Alors que j’étais enchaîné de la prison au palais de justice et que j’eus à parcourir le centre de la ville à pied (environ 1000 m), je m’attendais à des cris hostiles. Il n’en fut rien, courageusement des hommes et femmes formèrent un cortège, me plaçant au milieu avec mes deux gardiens et c’est avec des cris de « bravo » et d’applaudissements que je franchis l’escalier du palais.

Il me plait à signaler que le greffier du tribunal en robe, alors que j’étais enchaîné et que je passais, s’est levé, m’a serré la main droite en me disant « courage ». Ce sont des gestes qui ont une certaine signification dans de telles circonstances. Tout comme ceux des quelques deux cents personnes qui formaient une haie sur les escaliers du tribunal et me raccompagnèrent malgré l’interdiction du service d’ordre qui s’était considérablement renforcé.
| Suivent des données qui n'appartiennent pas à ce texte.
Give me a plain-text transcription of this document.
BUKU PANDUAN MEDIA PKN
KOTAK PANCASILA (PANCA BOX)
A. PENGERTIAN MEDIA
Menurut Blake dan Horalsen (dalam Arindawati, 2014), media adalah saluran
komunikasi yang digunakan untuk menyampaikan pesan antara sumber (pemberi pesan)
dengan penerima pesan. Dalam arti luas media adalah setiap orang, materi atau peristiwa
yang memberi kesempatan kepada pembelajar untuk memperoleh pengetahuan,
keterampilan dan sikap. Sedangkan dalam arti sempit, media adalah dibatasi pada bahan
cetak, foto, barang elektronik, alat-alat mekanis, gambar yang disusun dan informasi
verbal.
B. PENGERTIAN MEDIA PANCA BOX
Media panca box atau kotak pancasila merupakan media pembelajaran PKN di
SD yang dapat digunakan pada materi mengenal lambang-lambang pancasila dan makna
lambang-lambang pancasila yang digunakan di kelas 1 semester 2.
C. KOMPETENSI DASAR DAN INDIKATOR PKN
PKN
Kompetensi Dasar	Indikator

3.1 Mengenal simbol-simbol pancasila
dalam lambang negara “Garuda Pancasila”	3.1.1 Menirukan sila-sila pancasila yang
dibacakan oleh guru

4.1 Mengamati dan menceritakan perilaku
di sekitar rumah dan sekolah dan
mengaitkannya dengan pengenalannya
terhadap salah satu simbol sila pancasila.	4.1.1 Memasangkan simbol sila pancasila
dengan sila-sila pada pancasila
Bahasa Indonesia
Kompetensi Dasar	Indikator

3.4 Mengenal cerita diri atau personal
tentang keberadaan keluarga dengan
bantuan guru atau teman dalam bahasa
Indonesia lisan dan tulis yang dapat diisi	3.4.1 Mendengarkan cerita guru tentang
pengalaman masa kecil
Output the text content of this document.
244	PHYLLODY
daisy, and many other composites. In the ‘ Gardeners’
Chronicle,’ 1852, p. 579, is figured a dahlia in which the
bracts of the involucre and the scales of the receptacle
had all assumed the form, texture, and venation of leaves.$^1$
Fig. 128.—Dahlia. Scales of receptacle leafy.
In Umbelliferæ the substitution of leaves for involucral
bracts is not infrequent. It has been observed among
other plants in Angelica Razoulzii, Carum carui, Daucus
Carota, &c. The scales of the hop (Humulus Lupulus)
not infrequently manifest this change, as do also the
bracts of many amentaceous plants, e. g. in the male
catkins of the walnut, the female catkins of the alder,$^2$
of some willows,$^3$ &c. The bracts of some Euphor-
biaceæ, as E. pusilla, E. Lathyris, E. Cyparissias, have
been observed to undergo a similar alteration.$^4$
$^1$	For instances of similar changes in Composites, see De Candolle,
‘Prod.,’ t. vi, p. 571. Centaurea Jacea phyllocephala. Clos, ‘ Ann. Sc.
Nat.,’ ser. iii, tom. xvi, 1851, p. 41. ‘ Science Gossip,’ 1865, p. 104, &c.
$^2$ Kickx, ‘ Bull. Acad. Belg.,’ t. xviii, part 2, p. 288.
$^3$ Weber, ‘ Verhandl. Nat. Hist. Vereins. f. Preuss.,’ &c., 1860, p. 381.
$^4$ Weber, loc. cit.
Je restais à la prison de Perpignan, jusqu’à la veille de Noël 1939, pour être transféré en prison centrale de Nîmes où je restais jusqu’au 26 mars 1941.

Arrêté à nouveau le 30 juin 1941 à Limoges, transféré en décembre à la prison de Tarbes. A nouveau transféré le 15 octobre 1943 à la prison d’Eysses.

Notre groupe venu de Tarbes était le premier de ceux que nous devions constituer par la suite, le bataillon FFI de la centrale d’Eysses.

Le 2 juin 1945, je me retrouvais à Perpignan, puis à Elne.

Après une période de réadaptation je revins à la direction fédérale des Pyrénées Orientales.

En 1948 je me retrouve dans le département de la Loire et en 1950 dans le département du Rhône.

* Journal L'Indépendant du 4 Mai 1936, élections législatives à Perpignan : le candidat radical-socialiste est élu face à L. Roque, candidat communiste; 532 voix, à peine, les séparent.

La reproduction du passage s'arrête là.